--CUNY Teams with EPRI on DOE SunShot Project for Emergency Shelter/Grid Reliability--
FLUSHING, NY, January 22, 2016—The U.S. Department of Energy announced on Tuesday support for a three-year collaboration with the Electric Power Research Institute (EPRI) and the New York Power Authority (NYPA) that includes designing a solar+storage system at Queens College of the City University of New York (CUNY), under the SunShot Initiative’s ‘Sustainable And Holistic Integration Of Energy Storage And Solar PV’ (SHINES)
. The 50 to 60 kW PV system would ideally be built near the FitzGerald Gymnasium, which serves as a coastal storm shelter for the community. Sustainable CUNY, which has led Federal, State and City efforts since 2005 to reduce the ‘soft costs’ of installing solar, is leading the CUNY team as part of the CUNY Smart Distributed Generation (DG) Hub
. EPRI Release
CUNY serves as one of New York City’s prime partners in its coastal storm shelter operations and housed over 2,700 evacuees during Hurricane Sandy. Queens College supplied shelter and supplies to over 450 men, women and children, many of whom were from the hard-hit Rockaways area, including those with special needs.
In addition to helping supply power to Queens College’s emergency shelter, the proposed system will supply renewable solar power year round to the campus, reduce costs, and help to reduce the load on the grid.
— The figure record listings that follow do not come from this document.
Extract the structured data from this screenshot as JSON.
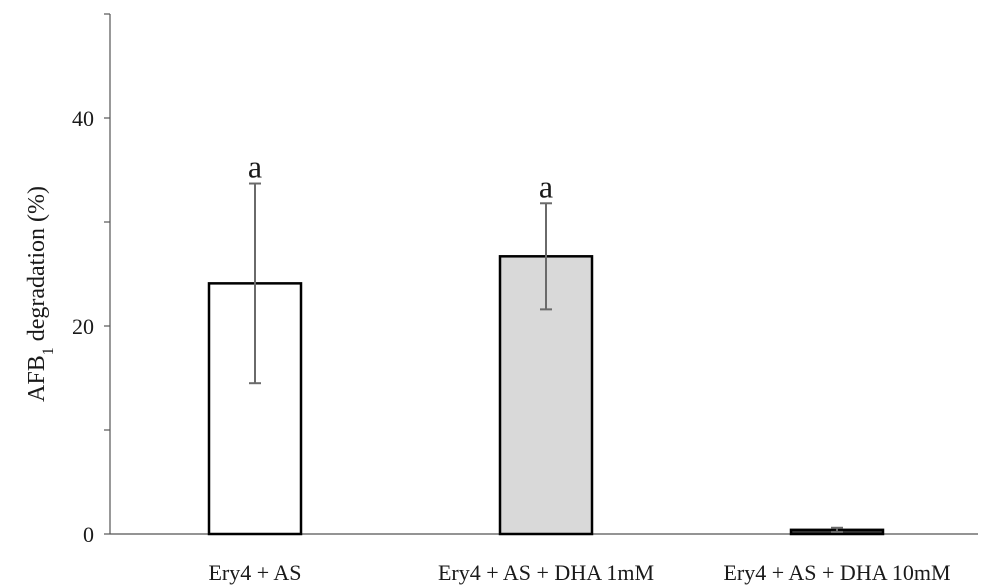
{
  "chart_data": {
    "type": "bar",
    "categories": [
      "Ery4 + AS",
      "Ery4 + AS + DHA 1mM",
      "Ery4 + AS + DHA 10mM"
    ],
    "values": [
      24.1,
      26.7,
      0.4
    ],
    "error": [
      9.6,
      5.1,
      0.2
    ],
    "significance_letters": [
      "a",
      "a",
      ""
    ],
    "bar_fills": [
      "#ffffff",
      "#d9d9d9",
      "#3a3a3a"
    ],
    "ylabel_main": "AFB",
    "ylabel_sub": "1",
    "ylabel_rest": " degradation (%)",
    "yticks": [
      0,
      20,
      40
    ],
    "yminor": [
      10,
      30,
      50
    ],
    "ylim": [
      0,
      50
    ],
    "grid": false,
    "legend": "none"
  }
}
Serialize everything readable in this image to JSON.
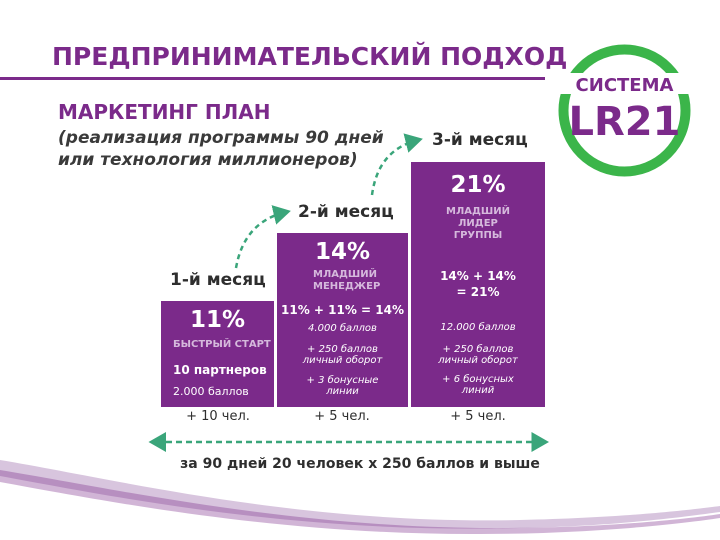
{
  "header": {
    "title": "ПРЕДПРИНИМАТЕЛЬСКИЙ ПОДХОД"
  },
  "logo": {
    "line1": "СИСТЕМА",
    "line2": "LR21"
  },
  "plan": {
    "heading": "МАРКЕТИНГ ПЛАН",
    "description_line1": "(реализация программы 90 дней",
    "description_line2": "или технология миллионеров)"
  },
  "steps": [
    {
      "month": "1-й месяц",
      "percent": "11%",
      "rank": "БЫСТРЫЙ СТАРТ",
      "partners": "10 партнеров",
      "points": "2.000 баллов",
      "people": "+ 10 чел."
    },
    {
      "month": "2-й месяц",
      "percent": "14%",
      "rank_line1": "МЛАДШИЙ",
      "rank_line2": "МЕНЕДЖЕР",
      "formula": "11% + 11% = 14%",
      "points": "4.000 баллов",
      "turnover_line1": "+ 250 баллов",
      "turnover_line2": "личный оборот",
      "bonus_line1": "+ 3 бонусные",
      "bonus_line2": "линии",
      "people": "+ 5 чел."
    },
    {
      "month": "3-й месяц",
      "percent": "21%",
      "rank_line1": "МЛАДШИЙ",
      "rank_line2": "ЛИДЕР",
      "rank_line3": "ГРУППЫ",
      "formula_line1": "14% + 14%",
      "formula_line2": "= 21%",
      "points": "12.000 баллов",
      "turnover_line1": "+ 250 баллов",
      "turnover_line2": "личный оборот",
      "bonus_line1": "+ 6 бонусных",
      "bonus_line2": "линий",
      "people": "+ 5 чел."
    }
  ],
  "summary": "за 90 дней 20 человек х 250 баллов и выше",
  "colors": {
    "brand_purple": "#7b2a8a",
    "logo_green": "#3bb54a",
    "arrow_green": "#3aa57a",
    "text_dark": "#2e2e2e"
  }
}
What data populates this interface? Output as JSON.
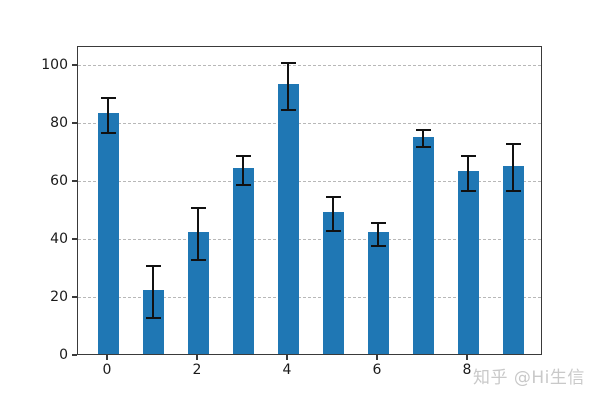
{
  "watermark": {
    "text": "知乎 @Hi生信",
    "color": "#c9c9c9"
  },
  "chart_data": {
    "type": "bar",
    "x": [
      0,
      1,
      2,
      3,
      4,
      5,
      6,
      7,
      8,
      9
    ],
    "values": [
      83,
      22,
      42,
      64,
      93,
      49,
      42,
      75,
      63,
      65
    ],
    "errors": [
      6,
      9,
      9,
      5,
      8,
      6,
      4,
      3,
      6,
      8
    ],
    "title": "",
    "xlabel": "",
    "ylabel": "",
    "xtick_labels": [
      "0",
      "2",
      "4",
      "6",
      "8"
    ],
    "xtick_positions": [
      0,
      2,
      4,
      6,
      8
    ],
    "ytick_labels": [
      "0",
      "20",
      "40",
      "60",
      "80",
      "100"
    ],
    "ytick_values": [
      0,
      20,
      40,
      60,
      80,
      100
    ],
    "ylim": [
      0,
      106.5
    ],
    "xlim": [
      -0.67,
      9.67
    ],
    "bar_color": "#1f77b4",
    "error_bar_color": "#111111",
    "grid": {
      "axis": "y",
      "style": "dashed",
      "color": "#b8b8b8"
    },
    "spines": "box"
  }
}
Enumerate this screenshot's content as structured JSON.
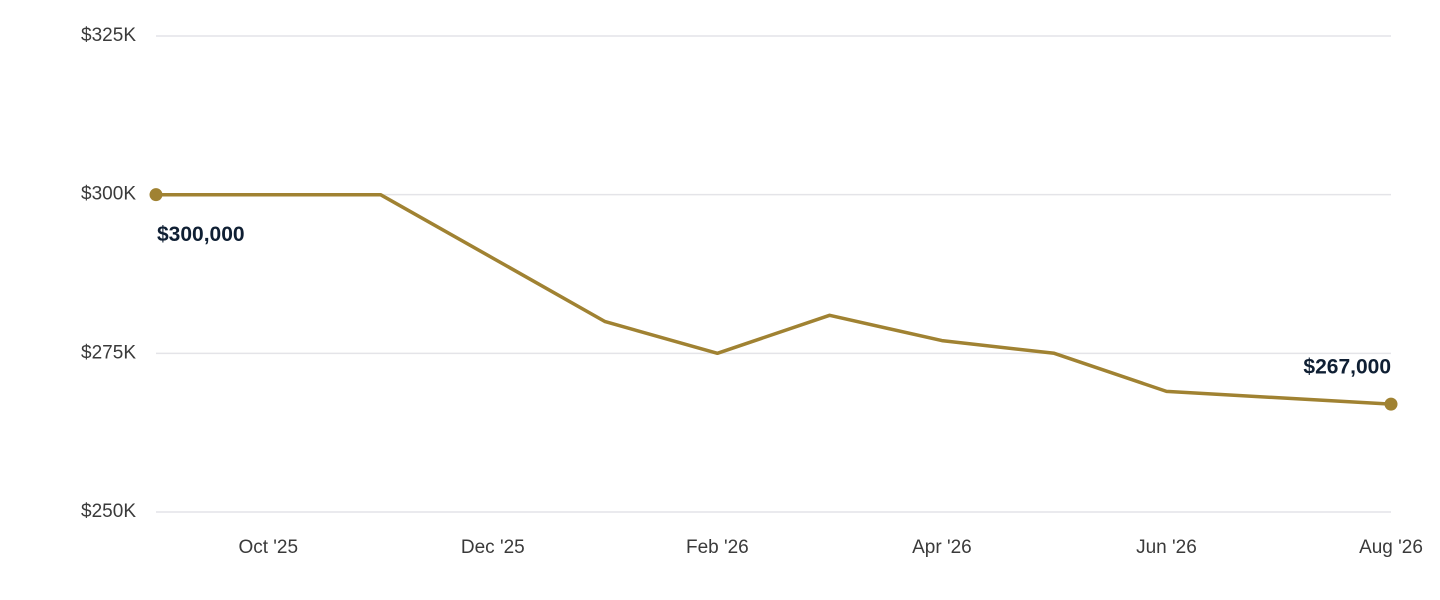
{
  "chart_data": {
    "type": "line",
    "categories": [
      null,
      "Oct '25",
      null,
      "Dec '25",
      null,
      "Feb '26",
      null,
      "Apr '26",
      null,
      "Jun '26",
      null,
      "Aug '26"
    ],
    "values": [
      300000,
      300000,
      300000,
      290000,
      280000,
      275000,
      281000,
      277000,
      275000,
      269000,
      268000,
      267000
    ],
    "value_labels": [
      "$300,000",
      null,
      null,
      null,
      null,
      null,
      null,
      null,
      null,
      null,
      null,
      "$267,000"
    ],
    "color": "#a08232",
    "ylim": [
      250000,
      325000
    ],
    "yticks": [
      {
        "value": 250000,
        "label": "$250K"
      },
      {
        "value": 275000,
        "label": "$275K"
      },
      {
        "value": 300000,
        "label": "$300K"
      },
      {
        "value": 325000,
        "label": "$325K"
      }
    ],
    "grid": true
  }
}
The project also aims to test controls that can help the college manage the other benefits of a solar+storage system, such as using its batteries to ‘shift’ electricity loads or ‘shave’ peak usage to avoid high electricity costs.
“Queens College prides itself on being a community leader in sustainability initiatives. We strive for what will benefit the campus and our borough, and simultaneously provide our students with an opportunity to learn best practices as part of their QC education. Learning to contribute to a more sustainable society is in keeping with our mission to learn so that we may serve,” said Queens College President Félix V. Matos Rodríguez.
“Sustainable CUNY’s work over the last decade to reduce solar market barriers has made it easier for New Yorkers to ‘go solar’ and we are proud to work with the EPRI Team and Queens College to host a solar plus storage system,” said Tria Case, University Director of Sustainability. “Through the Smart DG Hub and this project, CUNY will now help demonstrate new technology that can protect citizens during energy emergencies, as well as to support the Department of Energy goal to integrate resilient solar into our utility grid. ”
In 2012, some designated storm shelters across the city were unable to open due to the lack of power, while some critical infrastructure facilities that relied on generators ran out of fuel. In addition, solar arrays on NYC rooftops, while undamaged by the storm, were unable to supply critically needed power during the subsequent outage. Virtually none had batteries or ‘storage.’ Key issues such as system design, costs, technology integration, incentive structure, codes and regulations still needed to be addressed before storage could come into broad use for solar as well as other distributed generation.
Sustainable CUNY is addressing these issues through the Smart DG Hub, which won support from the Department of Energy SunShot Initiative in 2014. The Smart DG Hub is creating a pathway to the marketplace, initially for resilient PV, in collaboration with dozens of partners and agencies that focus on four areas: hardware, software, policy and codes, and financing.